Donka was in the classroom when one day three militiamen came in and arrested her. She was questioned about an envelope with a recipient address in Germany. The letter was an order for an anti-acne cream, but a slap in the face was the response of the militiamen when they did not get an answer they were satisfied with.

"Who did you send the money to and why? Did you send it for fascist books?"

Donka still remembers, as if it was yesterday, the dark room and the men questioning her.

This was not the only slap she got from the new authorities. In 1954 Donka was expecting her second child. Having left her hometown and moved to Sliven (some 100 km away), Donka was sharing an apartment with her family, never wanting to remember what was done to them, and the nationalisation of all property, forests, factory and hotel.

However, during a group educational lecture in the state-run manufacture where she was an assistant accountant to her husband, she asked the lecturer talking about the promising 60s and the progress in the 70s, what would come after communism.

She got no response other than a summons from the chief of the Party in Sliven and was given another slap for provoking such thoughts among workers.

"I just wanted to know, as we have such bright future ahead of us, what to expect after," Donka says today.

She says now that she views the era of communism with bitterness but without hatred.

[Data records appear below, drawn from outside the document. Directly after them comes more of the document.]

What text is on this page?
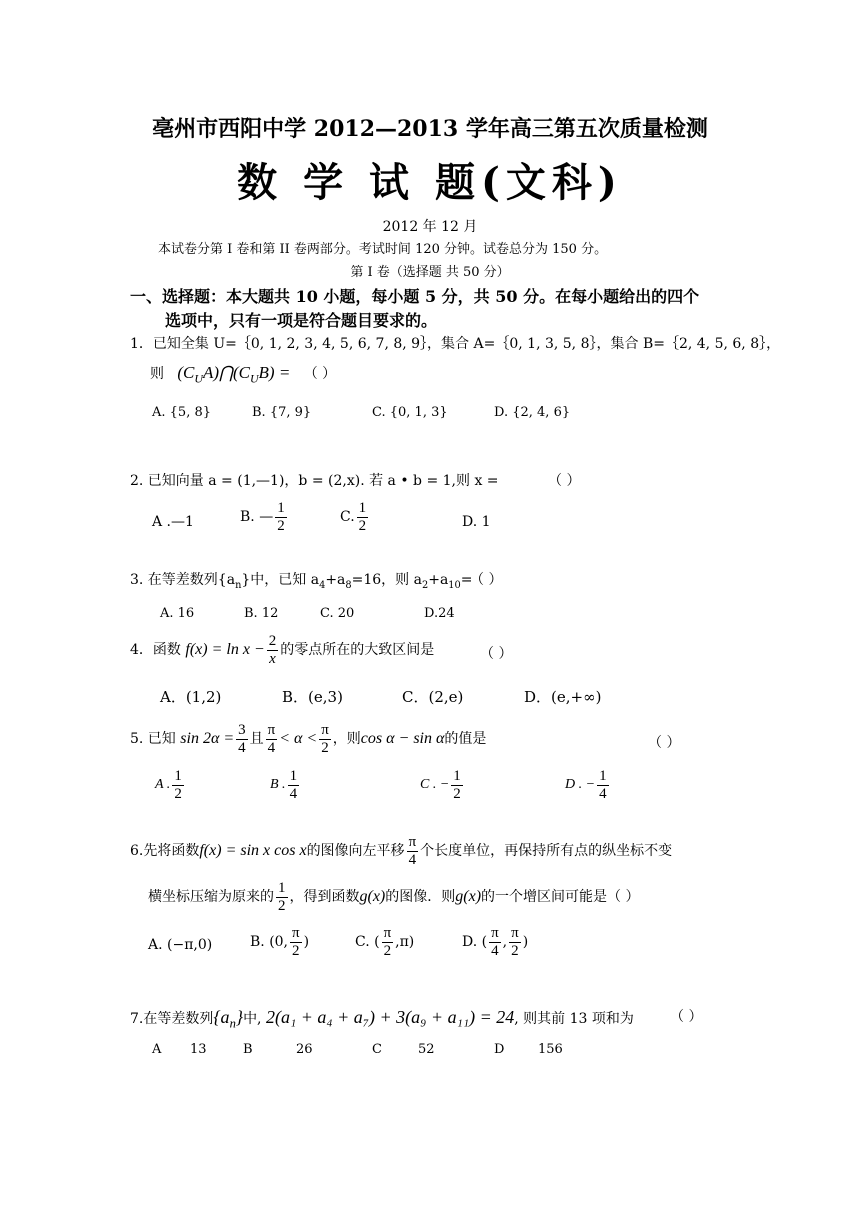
亳州市西阳中学 2012—2013 学年高三第五次质量检测
数 学 试 题(文科)
2012 年 12 月
本试卷分第 I 卷和第 II 卷两部分。考试时间 120 分钟。试卷总分为 150 分。
第 I 卷（选择题 共 50 分）
一、选择题：本大题共 10 小题，每小题 5 分，共 50 分。在每小题给出的四个
选项中，只有一项是符合题目要求的。
1．已知全集 U=｛0, 1, 2, 3, 4, 5, 6, 7, 8, 9｝，集合 A=｛0, 1, 3, 5, 8｝，集合 B=｛2, 4, 5, 6, 8｝，
则 $(C_UA)⋂(C_UB)$ = （ ）
A. {5, 8}	B. {7, 9}	C. {0, 1, 3}	D. {2, 4, 6}
2. 已知向量 a = (1,—1)，b = (2,x). 若 a • b = 1,则 x =	（ ）
A .—1	B. — $\frac{1}{2}$	C. $\frac{1}{2}$	D. 1
3. 在等差数列$\{a_n\}$中，已知 $a_4+a_8=16$，则 $a_2+a_{10}=$
（ ）
A. 16	B. 12	C. 20	D.24
4．函数 $f(x) = \ln x - \frac{2}{x}$ 的零点所在的大致区间是	（ ）
A．(1,2)	B．(e,3)	C．(2,e)	D．(e,+∞)
5. 已知 $\sin 2\alpha = \frac{3}{4}$ 且 $\frac{\pi}{4} < \alpha < \frac{\pi}{2}$ ，则cos α − sin α的值是	（ ）
A . $\frac{1}{2}$	B . $\frac{1}{4}$	C . − $\frac{1}{2}$	D . − $\frac{1}{4}$
6.先将函数f(x) = sin x cos x的图像向左平移 $\frac{\pi}{4}$ 个长度单位，再保持所有点的纵坐标不变
横坐标压缩为原来的 $\frac{1}{2}$ ，得到函数g(x)的图像．则g(x)的一个增区间可能是（ ）
A. (−π,0)	B. (0, $\frac{\pi}{2}$ )	C. ( $\frac{\pi}{2} ,\pi$)	D. ( $\frac{\pi}{4}$ , $\frac{\pi}{2}$ )
7.在等差数列$\{a_n\}$中, 2(a₁ + a₄ + a₇) + 3(a₉ + a₁₁) = 24, 则其前 13 项和为	（ ）
A 13	B	26	C	52	D	156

It is painful for her when she speaks of her brother who never left the army and whose life was completely lost. He was seen reading a French newspaper in the barracks, and was immediately sent to Belene camp. Then for six years his family did not know where to find him.

"The only explanation that they had was that he emigrated abroad with other soldiers," Donka said.

In the late 1950s, the family was informed of his bad health condition and they had to take him from Belene.

With a fear of meeting people and of uniforms, he did not make it long after he was set free, she said. Stricken by melancholy, he was kept inside the house, not talking to anyone.

"He had been severely beaten up and his whole mental setup was in disorder," Tsaneva says, tears shining in her eyes.

Her other sibling was never given a chance to get a driving licence.

"The sole explanation he was given was that he will be able to flee from the country through border by car," Donka says, adding that she finds this ridiculous.

Donka was a sophomore when the changes started and she was no longer allowed to continue her economics education. She was not a Party member either and everyone would point at her in the small village.

"We were unable to apply for a job unless we are party members," she said.

She has a great nostalgia for the monarchy times when, as she sees it, there were no keys, murders or political disputes interfering with people's personal lives.

"Everyone my age misses the king's rule and his nobility," she said, adding that he would always help someone in need and would treat ordinary people nicely.

Donka never accepted any change in her own outlook, because she was brought up to work very hard for what she and her family had gained. The working day for them would start at 6am and lunchtime and dinners were same for employees, her parents, family and servants. Witnessing the monarchy rule, communism and the new time of democracy, Donka would rather live with her memories of Plachkovtsi and the happiness she knew there.